BFSI VISION | Analytics


Sunder Krishnan
Chief Risk Officer- Reliance Life Insurance and Chairman - ISACA India Growth Task Force

Analytics stdriver srategy likely to succeed when aligned to long term business strategy

Business for Analytics

Vision Clarity
An enterprise desiring to leverage business analytics to achieve its long term goals needs a clear long term strategy. The long term strategy should obviously be a data strategy which is a part of the long term business strategy. Thus the Analytics strategy is likely to succeed only when it is aligned to the long term business strategy. Few businesses may even use business analytics as an enabler rather than a catalyst. Enterprises with a clear initial focus are able to achieve much more when deploying their initial business intelligence solution which speeds up deployment provides a clear and visible "victory" for the team and makes change management easier. Data governance and validation at the source – data entry stages is key. Often all the informative features of a customer are not captured in the customer facing screens / forms and the information that is captured is not well harnessed. I believe research into this aspect would reveal that at least 25% of the information about the customer captured during the initial customer engagement is not adequately harnessed in the systems. On the other hand, an expensive Analytics Solution bought at later stages of an evolved business enterprise is grounded much before the take-off stages. This is due to inadequate data available in the systems. The Enterprise then wonders what is to be done with the Mercedes in the dusty & rough village road. To conclude, to lay a solid foundation (road ahead) and enterprise needs to think through the long term business strategy, data strategy, governance strategy and the Analytics Strategy.

Smart and Flexible
No doubt long term orientation and governance is important, however, being flexible is equally important.

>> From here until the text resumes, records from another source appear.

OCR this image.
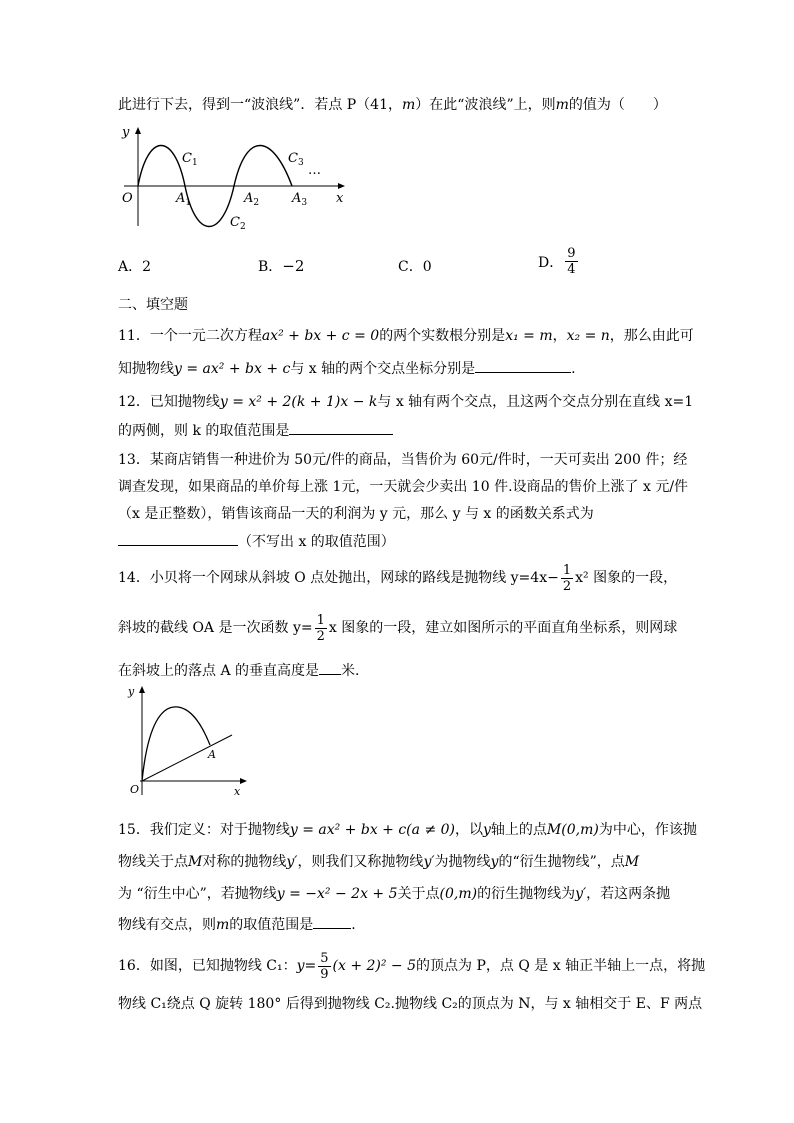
此进行下去，得到一“波浪线”．若点 P（41，m）在此“波浪线”上，则m的值为（　　）
y
x
O
$C_1$
$C_2$
$C_3$ …
$A_1$	$A_2$	$A_3$
A．2	B．−2	C．0	D． $\frac{9}{4}$
二、填空题
11．一个一元二次方程ax² + bx + c = 0的两个实数根分别是x₁ = m，x₂ = n，那么由此可
知抛物线y = ax² + bx + c与 x 轴的两个交点坐标分别是	.
12．已知抛物线y = x² + 2(k + 1)x − k与 x 轴有两个交点，且这两个交点分别在直线 x=1
的两侧，则 k 的取值范围是
13．某商店销售一种进价为 50元/件的商品，当售价为 60元/件时，一天可卖出 200 件；经
调查发现，如果商品的单价每上涨 1元，一天就会少卖出 10 件.设商品的售价上涨了 x 元/件
（x 是正整数），销售该商品一天的利润为 y 元，那么 y 与 x 的函数关系式为
（不写出 x 的取值范围）
14．小贝将一个网球从斜坡 O 点处抛出，网球的路线是抛物线 $y=4x- \frac{1}{2} x^2$ 图象的一段，
斜坡的截线 OA 是一次函数 $y= \frac{1}{2}$ x 图象的一段，建立如图所示的平面直角坐标系，则网球
在斜坡上的落点 A 的垂直高度是 米.
y
x
O
A
15．我们定义：对于抛物线y = ax² + bx + c(a ≠ 0)，以y轴上的点M(0,m)为中心，作该抛
物线关于点M对称的抛物线y′，则我们又称抛物线y′为抛物线y的“衍生抛物线”，点M
为 “衍生中心”，若抛物线y = −x² − 2x + 5关于点(0,m)的衍生抛物线为y′，若这两条抛
物线有交点，则m的取值范围是	.
16．如图，已知抛物线 C₁： $y= \frac{5}{9} (x + 2)^2 - 5$ 的顶点为 P，点 Q 是 x 轴正半轴上一点，将抛
物线 C₁绕点 Q 旋转 180° 后得到抛物线 C₂.抛物线 C₂的顶点为 N，与 x 轴相交于 E、F 两点
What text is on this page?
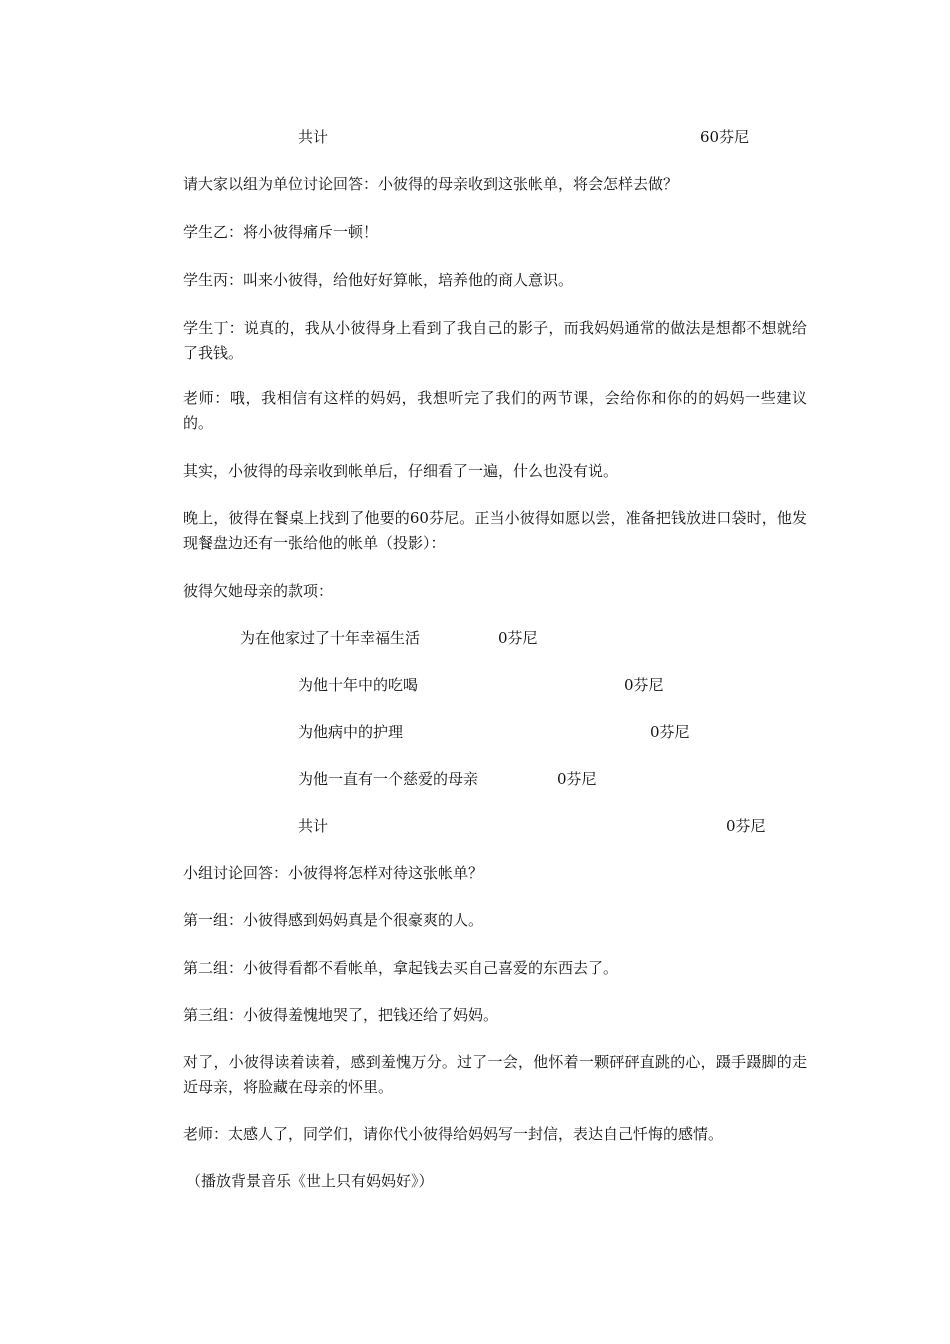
共计	60芬尼
请大家以组为单位讨论回答：小彼得的母亲收到这张帐单，将会怎样去做？
学生乙：将小彼得痛斥一顿！
学生丙：叫来小彼得，给他好好算帐，培养他的商人意识。
学生丁：说真的，我从小彼得身上看到了我自己的影子，而我妈妈通常的做法是想都不想就给了我钱。
老师：哦，我相信有这样的妈妈，我想听完了我们的两节课，会给你和你的的妈妈一些建议的。
其实，小彼得的母亲收到帐单后，仔细看了一遍，什么也没有说。
晚上，彼得在餐桌上找到了他要的60芬尼。正当小彼得如愿以尝，准备把钱放进口袋时，他发现餐盘边还有一张给他的帐单（投影）：
彼得欠她母亲的款项：
为在他家过了十年幸福生活	0芬尼
为他十年中的吃喝	0芬尼
为他病中的护理	0芬尼
为他一直有一个慈爱的母亲	0芬尼
共计	0芬尼
小组讨论回答：小彼得将怎样对待这张帐单？
第一组：小彼得感到妈妈真是个很豪爽的人。
第二组：小彼得看都不看帐单，拿起钱去买自己喜爱的东西去了。
第三组：小彼得羞愧地哭了，把钱还给了妈妈。
对了，小彼得读着读着，感到羞愧万分。过了一会，他怀着一颗砰砰直跳的心，蹑手蹑脚的走近母亲，将脸藏在母亲的怀里。
老师：太感人了，同学们，请你代小彼得给妈妈写一封信，表达自己忏悔的感情。
（播放背景音乐《世上只有妈妈好》）
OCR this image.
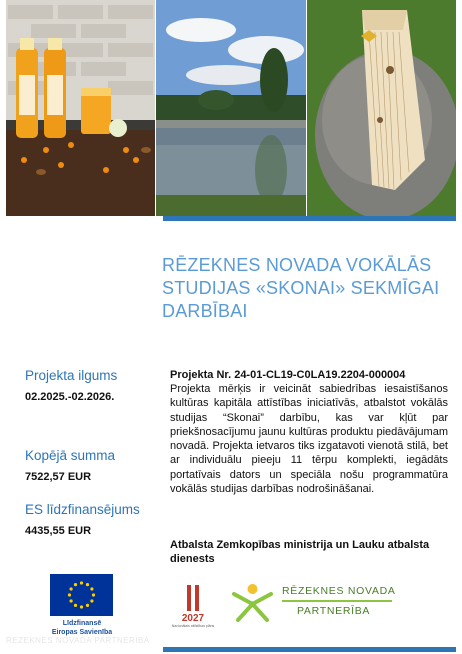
RĒZEKNES NOVADA VOKĀLĀS
STUDIJAS «SKONAI» SEKMĪGAI
DARBĪBAI
Projekta ilgums
02.2025.-02.2026.
Kopējā summa
7522,57 EUR
ES līdzfinansējums
4435,55 EUR
Projekta Nr. 24-01-CL19-C0LA19.2204-000004
Projekta mērķis ir veicināt sabiedrības iesaistīšanos kultūras kapitāla attīstības iniciatīvās, atbalstot vokālās studijas “Skonai” darbību, kas var kļūt par priekšnosacījumu jaunu kultūras produktu piedāvājumam novadā. Projekta ietvaros tiks izgatavoti vienotā stilā, bet ar individuālu pieeju 11 tērpu komplekti, iegādāts portatīvais dators un speciāla nošu programmatūra vokālās studijas darbības nodrošināšanai.
Atbalsta Zemkopības ministrija un Lauku atbalsta dienests
Līdzfinansē
Eiropas Savienība
2027
Nacionālais attīstības plāns
RĒZEKNES NOVADA
PARTNERĪBA
REZEKNES NOVADA PARTNERIBA
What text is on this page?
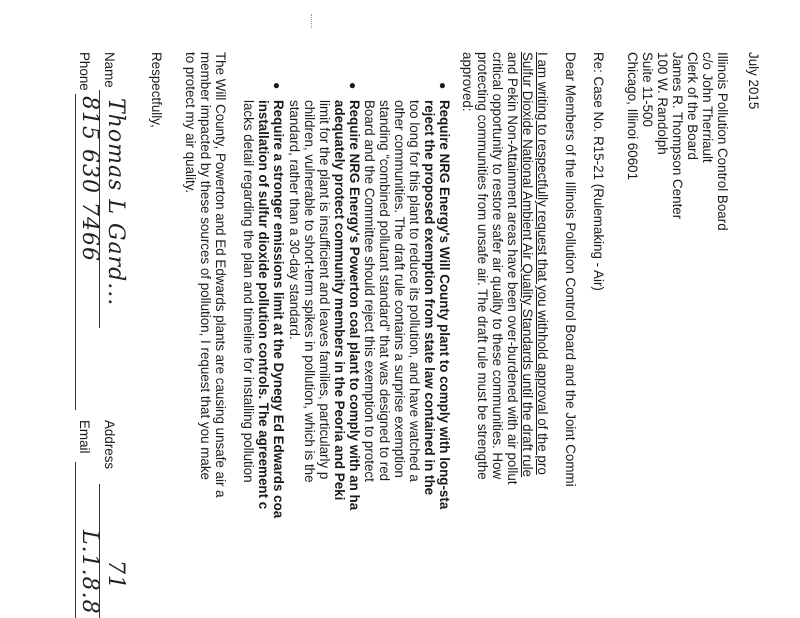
July 2015
Illinois Pollution Control Board
c/o John Therriault
Clerk of the Board
James R. Thompson Center
100 W. Randolph
Suite 11-500
Chicago, Illinoi 60601
Re: Case No. R15-21 (Rulemaking - Air)
Dear Members of the Illinois Pollution Control Board and the Joint Commi
I am writing to respectfully request that you withhold approval of the pro
Sulfur Dioxide National Ambient Air Quality Standards until the draft rule
and Pekin Non-Attainment areas have been over-burdened with air pollut
critical opportunity to restore safer air quality to these communities. How
protecting communities from unsafe air. The draft rule must be strengthe
approved:
●
Require NRG Energy's Will County plant to comply with long-sta
reject the proposed exemption from state law contained in the
too long for this plant to reduce its pollution, and have watched a
other communities. The draft rule contains a surprise exemption
standing “combined pollutant standard” that was designed to red
Board and the Committee should reject this exemption to protect
●
Require NRG Energy's Powerton coal plant to comply with an ha
adequately protect community members in the Peoria and Peki
limit for the plant is insufficient and leaves families, particularly p
children, vulnerable to short-term spikes in pollution, which is the
standard, rather than a 30-day standard.
●
Require a stronger emissions limit at the Dynegy Ed Edwards coa
installation of sulfur dioxide pollution controls. The agreement c
lacks detail regarding the plan and timeline for installing pollution
The Will County, Powerton and Ed Edwards plants are causing unsafe air a
member impacted by these sources of pollution, I request that you make
to protect my air quality.
Respectfully,
Name
Thomas L Gard...
Address
71
Phone
815 630 7466
Email
L.1.8.8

Data is like water and flows all over the IT architecture and various application systems. A smart entrepreneur is one who adapts to the changes and deploys powerful application systems that can process even unstructured data. Due to advancements in technology it is no longer expensive to integrate and pull data out of disparate systems.

Iterative Approach
Analytics is, by nature, iterative and business enterprises that have embraced this simple fact by establishing an iterative design and deployment process, achieve greater success than those that attempt a "static and rigid" solution. IT solutions need to be adaptive to changes in processes, technology and personnel (culture). Astonishingly, even personnel could create a major impact; an IT savvy entrepreneur is likely to be more data hungry and spread a culture of smartness in the usage of data that the required strategic and tactical approach is automatically adopted.

Management Commitment
A clear executive sponsor provides more urgency in IT deployment and focuses the project on the business value the sponsor is looking to achieve. Analytics projects can transform a business, but they need to be resourced appropriately to achieve long-term value

The acceptance of Analytics
The key inhibiting factor in the acceptance of Analytics is a good culture and mindset (An Objective and open mindedness). A Business Analytics Project requires long term plan, disciplined approach and more importantly tremendous patience, tenacity and consistency. Technology is never an issue. The culture of many companies severely limits the value from advanced analytics for strategic decisions. Decision makers have to be open to supplementing their existing decision making processes with new kinds of analysis. Decision makers must be willing to engage in new collaborative relationships.

Challenges faced in Big data Analytics
Performance is a major challenge. The root cause for this issue could be inadequate data validations and governance in the enterprise. Once data is compromised in terms of inadequately filtered / validated data, the resultant output would become unreliable and the user community diffident of the data results. Another major challenge is the cost an enterprise would need to treat continuous investments in Analytics as long term commitment and pay back potential. Systems need to continuously available necessitating major investments in disaster recovery planning and Business Continuity Management. Thus, an Analytics Strategy is not a silo based activity and calls for a cohesive strategy that is collaborative with multitude of functions and disciplines. As integrity and availability of data is of paramount importance, one needs to ensure that data is confidential and secure. In a large scale enterprise there are bound to be disparate systems, processes and silo based functions. This would cause data diversity and manageability issues. However, a well thought data analytics strategy could manage these challenges well. Costs benefit analysis therefore would need to be long term oriented and measured.

"The views expressed by the expert is purely personal and are not the views of his employer or the organisations that he represents."